Information control in North Korea is deemed essential to the dictatorship’s survival. It’s controlled through state media and strictly enforced by layers of secret police and agents unfamiliar with Miranda rights. Especially sensitive is the current Kim’s location. Like Iraq’s Saddam Hussein, he moves among several luxurious residences for unpredictable periods, sometimes daily.
If that Kim family had a Facebook page, its relationships would be listed as complicated. Kim Il Sung had two wives over the years, numerous mistresses and children by all. One story says his first wife died in childbirth, another has her fatally knifed in the garden.
The current Kim’s father ruled from 1994 until 2011. He too had mistresses. One of them produced the current Kim and his sister, Kim Yo Jong, now a prominent Workers Party official.

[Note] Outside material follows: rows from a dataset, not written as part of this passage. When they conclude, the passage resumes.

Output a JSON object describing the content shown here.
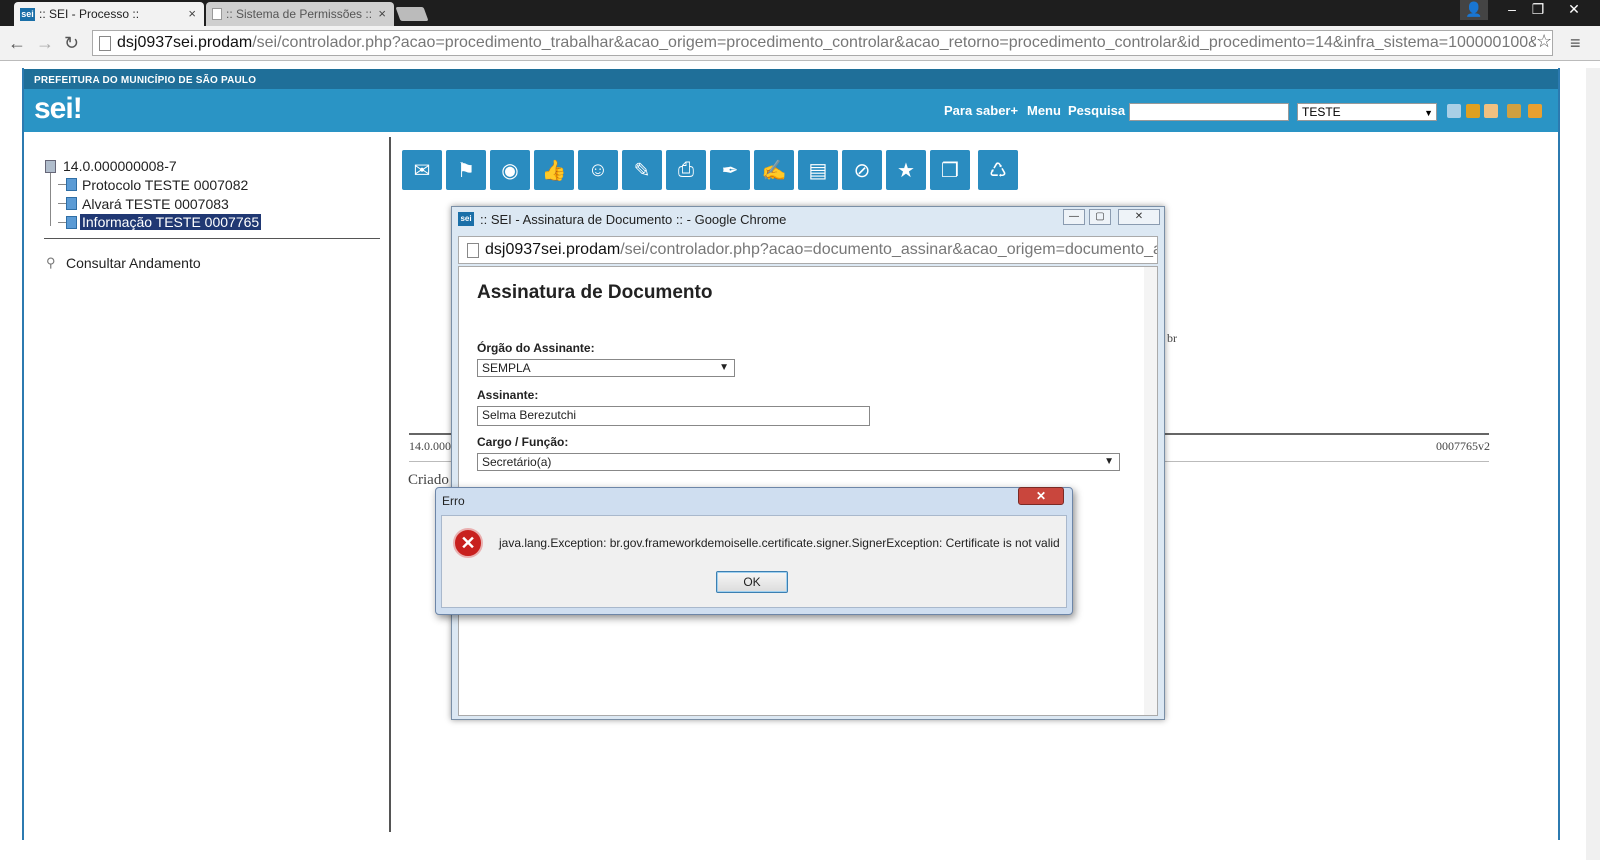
{
  "browser": {
    "tabs": [
      {
        "favicon": "sei",
        "title": ":: SEI - Processo ::",
        "close": "×"
      },
      {
        "favicon": "page",
        "title": ":: Sistema de Permissões ::",
        "close": "×"
      }
    ],
    "window_buttons": {
      "user": "👤",
      "minimize": "–",
      "maximize": "❐",
      "close": "✕"
    },
    "nav": {
      "back": "←",
      "forward": "→",
      "reload": "↻",
      "star": "☆",
      "menu": "≡"
    },
    "url_host": "dsj0937sei.prodam",
    "url_path": "/sei/controlador.php?acao=procedimento_trabalhar&acao_origem=procedimento_controlar&acao_retorno=procedimento_controlar&id_procedimento=14&infra_sistema=100000100&"
  },
  "header": {
    "org": "PREFEITURA DO MUNICÍPIO DE SÃO PAULO",
    "logo": "sei!",
    "links": [
      "Para saber+",
      "Menu",
      "Pesquisa"
    ],
    "unit": "TESTE",
    "dropdown_arrow": "▼"
  },
  "tree": {
    "process": "14.0.000000008-7",
    "items": [
      "Protocolo TESTE 0007082",
      "Alvará TESTE 0007083",
      "Informação TESTE 0007765"
    ],
    "consultar": "Consultar Andamento"
  },
  "toolbar_icons": [
    "envelope-icon",
    "users-icon",
    "eye-icon",
    "thumbs-up-icon",
    "people-icon",
    "scroll-icon",
    "printer-icon",
    "pen-icon",
    "signer-icon",
    "books-icon",
    "cancel-icon",
    "document-star-icon",
    "copy-icon",
    "trash-icon"
  ],
  "toolbar_glyphs": [
    "✉",
    "⚑",
    "◉",
    "👍",
    "☺",
    "✎",
    "⎙",
    "✒",
    "✍",
    "▤",
    "⊘",
    "★",
    "❐",
    "♺"
  ],
  "document": {
    "left_ref": "14.0.000",
    "right_ref": "0007765v2",
    "mid_fragment": "br",
    "created": "Criado"
  },
  "popup": {
    "title": ":: SEI - Assinatura de Documento :: - Google Chrome",
    "favicon": "sei",
    "buttons": {
      "minimize": "—",
      "maximize": "▢",
      "close": "✕"
    },
    "url_host": "dsj0937sei.prodam",
    "url_path": "/sei/controlador.php?acao=documento_assinar&acao_origem=documento_as",
    "form": {
      "heading": "Assinatura de Documento",
      "orgao_label": "Órgão do Assinante:",
      "orgao_value": "SEMPLA",
      "assinante_label": "Assinante:",
      "assinante_value": "Selma Berezutchi",
      "cargo_label": "Cargo / Função:",
      "cargo_value": "Secretário(a)"
    }
  },
  "error_dialog": {
    "title": "Erro",
    "close": "✕",
    "icon": "✕",
    "message": "java.lang.Exception: br.gov.frameworkdemoiselle.certificate.signer.SignerException: Certificate is not valid",
    "ok": "OK"
  }
}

The mistress had another son, Kim Jong Nam, by another man.
That half-brother, a potential heir, was assassinated in the Kuala Lumpur Airport in 2017 when two women rubbed the nerve agent VX on his face. Hey, accidents happen in such dynasties.
The most dangerous scenario would be if Kim were incapacitated but not dead, creating military and political instability in a nation with nuclear weapons but making succession plans appear treasonous in the paranoid dictator’s eyes.
Satellite photos show Kim’s personal railroad train parked at one of his personal railroad stations on the East coast.
If something did happen to Kim, natural or otherwise, the expectation is that the bloodline would rule, making his sister or an obscure uncle the country’s likely new exalted leader and next high-stakes nuclear negotiator and/or provocateur with whomever survives November’s U.S. election.
Such interim agreements are typical in communist successions, which aren’t hindered by bothersome elections. At least while others behind the scenes (meaning, men) sort out more permanent power arrangements to present to the world.
All these non-virus dangers continue to simmer. Now, back to House Speaker Nancy Pelosi’s expensive refrigerators.